5. He writes that regulators could stomp on innovation. This is a tough one, but I think the consumer will always win. Regulators’ views will be driven by what’s best for the customer. Equally, smaller, nimbler insurers that can turn on a dime will be better-equipped to manage through regulation changes, as opposed to large, legacy-laden carriers that will be too slow to react and catch any positive outcome.

6. He writes that there is very little that technology can do to disrupt insurance for natural catastrophes, which is his area of expertise. I reply: OK, you win. Not many seem to be tackling this, if any at all. However, how we manage in advance, or the ensuing events, how we handle the supply chain and how we treat return to pre-loss will improve, again as natural evolution rather than as disruption. You could argue that crop insurance has changed dramatically over the years with better weather data. Some pay out proactively based on weather data, without ever the need for a claim. This to me is revolutionary and goes back to the point that customers come first.

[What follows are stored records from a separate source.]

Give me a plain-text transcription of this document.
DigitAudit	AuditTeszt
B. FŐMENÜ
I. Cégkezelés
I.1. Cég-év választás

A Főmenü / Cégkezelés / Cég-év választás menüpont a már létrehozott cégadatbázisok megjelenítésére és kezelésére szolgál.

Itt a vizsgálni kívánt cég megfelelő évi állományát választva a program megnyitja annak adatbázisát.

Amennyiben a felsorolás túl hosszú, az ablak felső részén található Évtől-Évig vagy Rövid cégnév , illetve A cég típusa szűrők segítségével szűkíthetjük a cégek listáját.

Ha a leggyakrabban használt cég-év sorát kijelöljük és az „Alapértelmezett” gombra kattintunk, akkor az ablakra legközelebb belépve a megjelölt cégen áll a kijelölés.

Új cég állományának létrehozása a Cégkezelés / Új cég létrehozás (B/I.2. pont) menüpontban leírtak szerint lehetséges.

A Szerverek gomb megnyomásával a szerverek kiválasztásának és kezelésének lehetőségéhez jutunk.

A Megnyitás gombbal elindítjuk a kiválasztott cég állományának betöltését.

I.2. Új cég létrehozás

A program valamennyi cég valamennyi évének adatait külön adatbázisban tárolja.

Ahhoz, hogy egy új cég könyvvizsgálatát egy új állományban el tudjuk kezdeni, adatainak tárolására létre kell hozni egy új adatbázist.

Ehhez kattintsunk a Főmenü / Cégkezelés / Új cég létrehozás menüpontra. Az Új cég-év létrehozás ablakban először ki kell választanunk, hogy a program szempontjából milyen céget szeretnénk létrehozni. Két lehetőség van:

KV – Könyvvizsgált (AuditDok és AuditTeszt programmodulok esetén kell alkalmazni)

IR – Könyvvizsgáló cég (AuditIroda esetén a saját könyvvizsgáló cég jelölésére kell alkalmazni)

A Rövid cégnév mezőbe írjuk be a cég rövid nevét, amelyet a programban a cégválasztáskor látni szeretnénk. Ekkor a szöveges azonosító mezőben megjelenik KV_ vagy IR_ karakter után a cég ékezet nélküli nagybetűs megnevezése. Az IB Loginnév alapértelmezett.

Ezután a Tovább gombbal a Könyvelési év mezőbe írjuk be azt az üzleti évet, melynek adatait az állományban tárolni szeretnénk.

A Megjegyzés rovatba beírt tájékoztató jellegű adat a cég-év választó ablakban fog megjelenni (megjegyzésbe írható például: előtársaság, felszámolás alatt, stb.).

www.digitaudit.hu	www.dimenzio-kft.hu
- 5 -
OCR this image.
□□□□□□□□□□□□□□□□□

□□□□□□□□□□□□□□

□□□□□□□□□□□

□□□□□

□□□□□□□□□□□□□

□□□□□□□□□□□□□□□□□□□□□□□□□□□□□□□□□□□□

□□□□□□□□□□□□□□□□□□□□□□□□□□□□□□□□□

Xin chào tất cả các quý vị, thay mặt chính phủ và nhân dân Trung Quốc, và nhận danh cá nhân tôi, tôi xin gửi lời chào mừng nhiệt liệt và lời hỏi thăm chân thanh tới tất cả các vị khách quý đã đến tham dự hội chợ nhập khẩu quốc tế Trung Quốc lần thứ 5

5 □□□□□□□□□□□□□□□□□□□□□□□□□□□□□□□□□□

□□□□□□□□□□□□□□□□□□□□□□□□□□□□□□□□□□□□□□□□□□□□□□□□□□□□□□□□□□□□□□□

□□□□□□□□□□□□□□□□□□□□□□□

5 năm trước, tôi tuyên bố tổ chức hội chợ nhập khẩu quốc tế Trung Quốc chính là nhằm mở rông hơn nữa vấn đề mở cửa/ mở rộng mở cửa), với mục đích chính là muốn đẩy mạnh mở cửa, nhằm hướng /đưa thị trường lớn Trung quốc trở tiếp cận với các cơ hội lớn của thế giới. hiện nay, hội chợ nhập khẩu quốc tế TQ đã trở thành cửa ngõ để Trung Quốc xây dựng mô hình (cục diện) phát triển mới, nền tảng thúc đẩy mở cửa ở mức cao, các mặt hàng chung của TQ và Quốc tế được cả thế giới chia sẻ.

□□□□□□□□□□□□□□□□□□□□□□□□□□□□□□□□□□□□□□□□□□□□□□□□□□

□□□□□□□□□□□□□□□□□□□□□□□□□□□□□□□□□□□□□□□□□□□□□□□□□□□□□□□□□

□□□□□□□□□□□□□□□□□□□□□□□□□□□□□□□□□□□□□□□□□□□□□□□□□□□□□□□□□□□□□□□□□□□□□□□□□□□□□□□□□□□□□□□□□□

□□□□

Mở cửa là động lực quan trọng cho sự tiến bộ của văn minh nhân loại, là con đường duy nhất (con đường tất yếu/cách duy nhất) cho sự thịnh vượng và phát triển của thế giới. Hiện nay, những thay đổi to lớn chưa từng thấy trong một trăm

I’m 100% with you and Paul VanderMarck, chief strategy officer at Risk Management Solutions – customers and better outcomes will ultimately win. However, on the race to this end, there will be many who change and challenge our thinking. To me, this is why there are so many new entrants and existing carriers investing heavily to understand what, why and how we can disrupt. Have a look at some of the work from CB Insights, which gives a fascinating view on the state of the market. See here for some of the great work Matthew Wong and team are doing.

Separately, I think we have jumped on the “disruptor,” label, as, like any industry, we need to be able to offer up the opportunity for the next unicorn (Zenefits, Oscar etc.) and to attract the right attention, from both inside and outside the industry, along with the appropriate talent and thinking!.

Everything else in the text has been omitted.